The pulsing system of endogenous oxytocin release is also protective against anxiety and depressive feeling. We know less about the influence of synthetic oxytocin on this mechanism. Especially in the context of current birth practices and the fact that births induced or augmented may also be less satisfying to mothers and subsequently lead to low mood after birth. This could be because synthetic oxytocin does not act on the brain in the same way as natural oxytocin which promotes the release of beta-endorphins (pain relieving hormones) during birth (Uvnäs-Moberg, 2016). This is understanding of course, the likelihood of developing depressive feelings after birth is hugely multifactorial.
The impact of synthetic oxytocin on mothering behaviours has been studied mostly in animals. The outcomes of these studies are interesting but frustratingly inconclusive.
For example, in a type of vole, low dose synthetic oxytocin exposure increased the ability to form close bonds, while high dose exposure diminished the ability to bond.
In sheep and cows, optimal maternal behaviour is suppressed if endogenous oxytocin secretion is suboptimal due to regional anaesthesia, whereas in sheep, administering synthetic oxytocin can help them accept lambs that are not their own.
Human research generally seems to show that abnormal blood oxytocin levels are correlated with less optimal mothering behaviours (optimal for the purpose of research being continued breastfeeding, eye contact, positive affect and affectionate touch and language).
So. We still don’t REALLY know how exactly synthetic oxytocin differs from endogenous oxytocin.
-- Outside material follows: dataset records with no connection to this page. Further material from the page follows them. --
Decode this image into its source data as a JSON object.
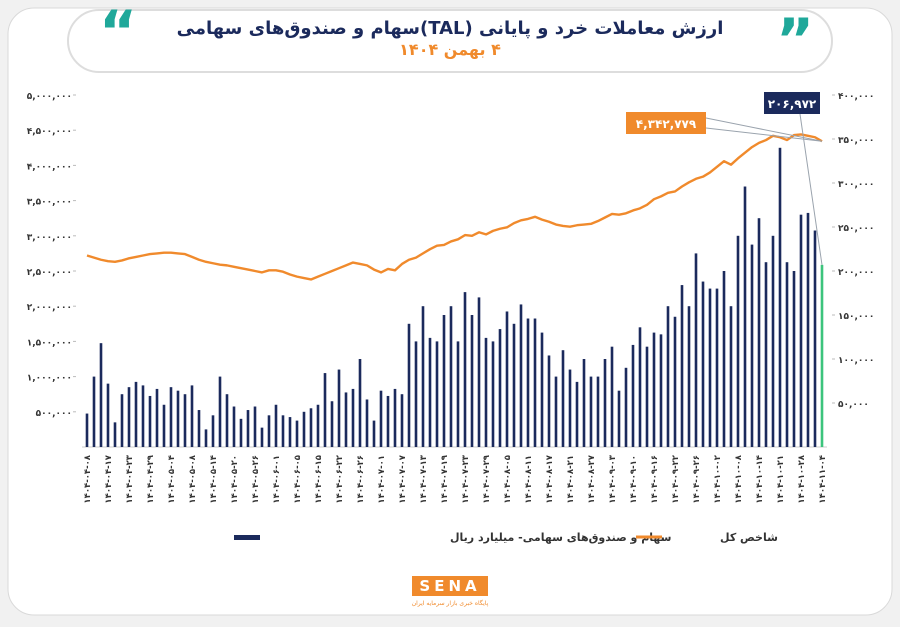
{
  "chart_data": {
    "type": "bar-line",
    "title": "ارزش معاملات خرد و پایانی (TAL)سهام و صندوق‌های سهامی",
    "subtitle": "۴ بهمن ۱۴۰۴",
    "source": "SENA",
    "source_tagline": "پایگاه خبری بازار سرمایه ایران",
    "annotations": [
      "۴,۳۴۲,۷۷۹",
      "۲۰۶,۹۷۲"
    ],
    "categories": [
      "۱۴۰۴-۰۴-۰۸",
      null,
      null,
      "۱۴۰۴-۰۴-۱۷",
      null,
      null,
      "۱۴۰۴-۰۴-۲۳",
      null,
      null,
      "۱۴۰۴-۰۴-۲۹",
      null,
      null,
      "۱۴۰۴-۰۵-۰۴",
      null,
      null,
      "۱۴۰۴-۰۵-۰۸",
      null,
      null,
      "۱۴۰۴-۰۵-۱۴",
      null,
      null,
      "۱۴۰۴-۰۵-۲۰",
      null,
      null,
      "۱۴۰۴-۰۵-۲۶",
      null,
      null,
      "۱۴۰۴-۰۶-۰۱",
      null,
      null,
      "۱۴۰۴-۰۶-۰۵",
      null,
      null,
      "۱۴۰۴-۰۶-۱۵",
      null,
      null,
      "۱۴۰۴-۰۶-۲۲",
      null,
      null,
      "۱۴۰۴-۰۶-۲۶",
      null,
      null,
      "۱۴۰۴-۰۷-۰۱",
      null,
      null,
      "۱۴۰۴-۰۷-۰۷",
      null,
      null,
      "۱۴۰۴-۰۷-۱۳",
      null,
      null,
      "۱۴۰۴-۰۷-۱۹",
      null,
      null,
      "۱۴۰۴-۰۷-۲۳",
      null,
      null,
      "۱۴۰۴-۰۷-۲۹",
      null,
      null,
      "۱۴۰۴-۰۸-۰۵",
      null,
      null,
      "۱۴۰۴-۰۸-۱۱",
      null,
      null,
      "۱۴۰۴-۰۸-۱۷",
      null,
      null,
      "۱۴۰۴-۰۸-۲۱",
      null,
      null,
      "۱۴۰۴-۰۸-۲۷",
      null,
      null,
      "۱۴۰۴-۰۹-۰۳",
      null,
      null,
      "۱۴۰۴-۰۹-۱۰",
      null,
      null,
      "۱۴۰۴-۰۹-۱۶",
      null,
      null,
      "۱۴۰۴-۰۹-۲۲",
      null,
      null,
      "۱۴۰۴-۰۹-۲۶",
      null,
      null,
      "۱۴۰۴-۱۰-۰۲",
      null,
      null,
      "۱۴۰۴-۱۰-۰۸",
      null,
      null,
      "۱۴۰۴-۱۰-۱۴",
      null,
      null,
      "۱۴۰۴-۱۰-۲۱",
      null,
      null,
      "۱۴۰۴-۱۰-۲۸",
      null,
      null,
      "۱۴۰۴-۱۱-۰۴"
    ],
    "series": [
      {
        "name": "سهام و صندوق‌های سهامی- میلیارد ریال",
        "type": "bar",
        "axis": "y2",
        "color": "#1b2a5c",
        "last_color": "#3cc47c",
        "values": [
          38000,
          80000,
          118000,
          72000,
          28000,
          60000,
          68000,
          74000,
          70000,
          58000,
          66000,
          48000,
          68000,
          64000,
          60000,
          70000,
          42000,
          20000,
          36000,
          80000,
          60000,
          46000,
          32000,
          42000,
          46000,
          22000,
          36000,
          48000,
          36000,
          34000,
          30000,
          40000,
          44000,
          48000,
          84000,
          52000,
          88000,
          62000,
          66000,
          100000,
          54000,
          30000,
          64000,
          58000,
          66000,
          60000,
          140000,
          120000,
          160000,
          124000,
          120000,
          150000,
          160000,
          120000,
          176000,
          150000,
          170000,
          124000,
          120000,
          134000,
          154000,
          140000,
          162000,
          146000,
          146000,
          130000,
          104000,
          80000,
          110000,
          88000,
          74000,
          100000,
          80000,
          80000,
          100000,
          114000,
          64000,
          90000,
          116000,
          136000,
          114000,
          130000,
          128000,
          160000,
          148000,
          184000,
          160000,
          220000,
          188000,
          180000,
          180000,
          200000,
          160000,
          240000,
          296000,
          230000,
          260000,
          210000,
          240000,
          340000,
          210000,
          200000,
          264000,
          266000,
          246000,
          206972
        ]
      },
      {
        "name": "شاخص کل",
        "type": "line",
        "axis": "y",
        "color": "#f08a2c",
        "values": [
          2720000,
          2690000,
          2660000,
          2640000,
          2630000,
          2650000,
          2680000,
          2700000,
          2720000,
          2740000,
          2750000,
          2760000,
          2760000,
          2750000,
          2740000,
          2700000,
          2660000,
          2630000,
          2610000,
          2590000,
          2580000,
          2560000,
          2540000,
          2520000,
          2500000,
          2480000,
          2510000,
          2510000,
          2490000,
          2450000,
          2420000,
          2400000,
          2380000,
          2420000,
          2460000,
          2500000,
          2540000,
          2580000,
          2620000,
          2600000,
          2580000,
          2520000,
          2480000,
          2530000,
          2510000,
          2600000,
          2660000,
          2690000,
          2750000,
          2810000,
          2860000,
          2870000,
          2920000,
          2950000,
          3010000,
          3000000,
          3050000,
          3020000,
          3070000,
          3100000,
          3120000,
          3180000,
          3220000,
          3240000,
          3270000,
          3230000,
          3200000,
          3160000,
          3140000,
          3130000,
          3150000,
          3160000,
          3170000,
          3210000,
          3260000,
          3310000,
          3300000,
          3320000,
          3360000,
          3390000,
          3440000,
          3520000,
          3560000,
          3610000,
          3630000,
          3700000,
          3760000,
          3810000,
          3840000,
          3900000,
          3980000,
          4060000,
          4010000,
          4100000,
          4180000,
          4260000,
          4320000,
          4360000,
          4420000,
          4400000,
          4360000,
          4430000,
          4440000,
          4420000,
          4400000,
          4342779
        ]
      }
    ],
    "ylim": [
      0,
      5000000
    ],
    "yticks": [
      {
        "value": 500000,
        "label": "۵۰۰,۰۰۰"
      },
      {
        "value": 1000000,
        "label": "۱,۰۰۰,۰۰۰"
      },
      {
        "value": 1500000,
        "label": "۱,۵۰۰,۰۰۰"
      },
      {
        "value": 2000000,
        "label": "۲,۰۰۰,۰۰۰"
      },
      {
        "value": 2500000,
        "label": "۲,۵۰۰,۰۰۰"
      },
      {
        "value": 3000000,
        "label": "۳,۰۰۰,۰۰۰"
      },
      {
        "value": 3500000,
        "label": "۳,۵۰۰,۰۰۰"
      },
      {
        "value": 4000000,
        "label": "۴,۰۰۰,۰۰۰"
      },
      {
        "value": 4500000,
        "label": "۴,۵۰۰,۰۰۰"
      },
      {
        "value": 5000000,
        "label": "۵,۰۰۰,۰۰۰"
      }
    ],
    "y2lim": [
      0,
      400000
    ],
    "y2ticks": [
      {
        "value": 50000,
        "label": "۵۰,۰۰۰"
      },
      {
        "value": 100000,
        "label": "۱۰۰,۰۰۰"
      },
      {
        "value": 150000,
        "label": "۱۵۰,۰۰۰"
      },
      {
        "value": 200000,
        "label": "۲۰۰,۰۰۰"
      },
      {
        "value": 250000,
        "label": "۲۵۰,۰۰۰"
      },
      {
        "value": 300000,
        "label": "۳۰۰,۰۰۰"
      },
      {
        "value": 350000,
        "label": "۳۵۰,۰۰۰"
      },
      {
        "value": 400000,
        "label": "۴۰۰,۰۰۰"
      }
    ],
    "grid": false
  }
}
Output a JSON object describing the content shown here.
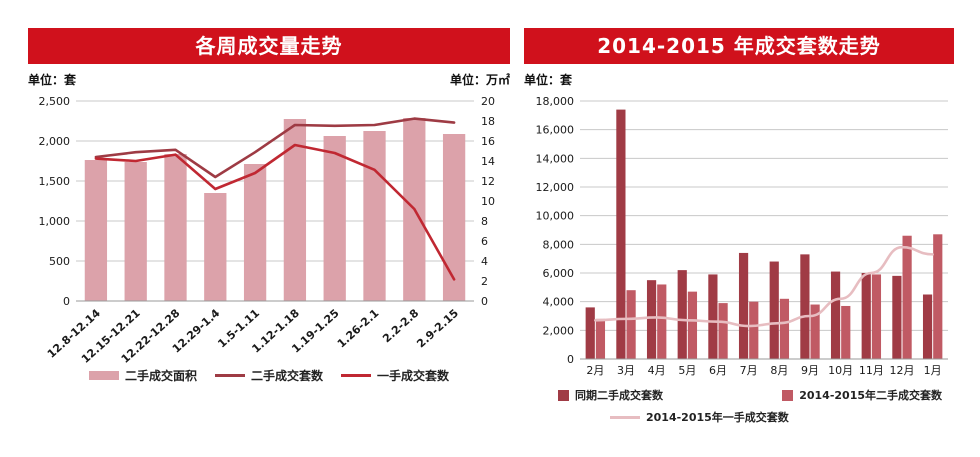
{
  "colors": {
    "banner": "#d0111c",
    "grid": "#c8c8c8",
    "axis_text": "#1a1a1a",
    "bar_pink": "#dca2aa",
    "line_dark": "#9e3b44",
    "line_red": "#c02832",
    "bar_dark": "#a03b45",
    "bar_medium": "#c05a64",
    "line_pink": "#e7bdc1"
  },
  "left_chart": {
    "title": "各周成交量走势",
    "unit_left": "单位：套",
    "unit_right": "单位：万㎡",
    "chart_data": {
      "type": "bar+line dual-axis",
      "categories": [
        "12.8-12.14",
        "12.15-12.21",
        "12.22-12.28",
        "12.29-1.4",
        "1.5-1.11",
        "1.12-1.18",
        "1.19-1.25",
        "1.26-2.1",
        "2.2-2.8",
        "2.9-2.15"
      ],
      "left_axis": {
        "min": 0,
        "max": 2500,
        "step": 500,
        "label": "单位：套"
      },
      "right_axis": {
        "min": 0,
        "max": 20,
        "step": 2,
        "label": "单位：万㎡"
      },
      "grid": true,
      "legend_position": "bottom",
      "series": [
        {
          "name": "二手成交面积",
          "type": "bar",
          "axis": "right",
          "color_key": "bar_pink",
          "values": [
            14.1,
            13.9,
            14.7,
            10.8,
            13.7,
            18.2,
            16.5,
            17.0,
            18.3,
            16.7
          ]
        },
        {
          "name": "二手成交套数",
          "type": "line",
          "axis": "left",
          "color_key": "line_dark",
          "values": [
            1800,
            1860,
            1890,
            1550,
            1860,
            2200,
            2190,
            2200,
            2280,
            2230
          ]
        },
        {
          "name": "一手成交套数",
          "type": "line",
          "axis": "left",
          "color_key": "line_red",
          "values": [
            1780,
            1750,
            1830,
            1400,
            1600,
            1950,
            1850,
            1640,
            1150,
            270
          ]
        }
      ]
    }
  },
  "right_chart": {
    "title": "2014-2015 年成交套数走势",
    "unit": "单位：套",
    "chart_data": {
      "type": "grouped-bar+line",
      "categories": [
        "2月",
        "3月",
        "4月",
        "5月",
        "6月",
        "7月",
        "8月",
        "9月",
        "10月",
        "11月",
        "12月",
        "1月"
      ],
      "y_axis": {
        "min": 0,
        "max": 18000,
        "step": 2000,
        "label": "单位：套"
      },
      "grid": true,
      "legend_position": "bottom",
      "series": [
        {
          "name": "同期二手成交套数",
          "type": "bar",
          "color_key": "bar_dark",
          "values": [
            3600,
            17400,
            5500,
            6200,
            5900,
            7400,
            6800,
            7300,
            6100,
            6000,
            5800,
            4500
          ]
        },
        {
          "name": "2014-2015年二手成交套数",
          "type": "bar",
          "color_key": "bar_medium",
          "values": [
            2800,
            4800,
            5200,
            4700,
            3900,
            4000,
            4200,
            3800,
            3700,
            5900,
            8600,
            8700
          ]
        },
        {
          "name": "2014-2015年一手成交套数",
          "type": "line",
          "color_key": "line_pink",
          "values": [
            2700,
            2800,
            2900,
            2700,
            2600,
            2300,
            2500,
            3000,
            4200,
            6000,
            7800,
            7300
          ]
        }
      ]
    }
  }
}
I am left pondering if synthetic oxytocin administration and its influence on birthing and mothering is simply an issue of ‘oxytocin overdose’, a definite difference in molecular effects of endogenous and synthetic oxytocin, or simply a reflection of birth intervention and its effects.
What we DO know is that manipulation of the oxytocin system around childbirth has long term effects and synthetic supplementation is certainly manipulation.
NICE (2014) guidelines currently recommend that all birthing women have some synthetic oxytocin to prevent post partum haemorrhage, so the vast majority of women are subject to this manipulation.
And personally, I certainly feel swayed that there IS a big difference between naturally produced oxytocin and synthetic oxytocin.
If you have ever seen the subtle and not so subtle changes of a woman moving through her labour; the flushed cheeks, the gradual movement from analytical chattiness to the altered level of consciousness and focus in deep labour and the purpose and power followed by relief and elation, and the second wave of relief after the birth of the placenta. It often (by no means always) feels quite different to a birth that was induced before its time and augmented to the point of fear and agony, leading to regional anaesthesia. This is not a value judgement, simply an observation.
I would very much welcome more research and less eagerness to use synthetic oxytocin while doing everything to support the endogenous system of oxytocin release.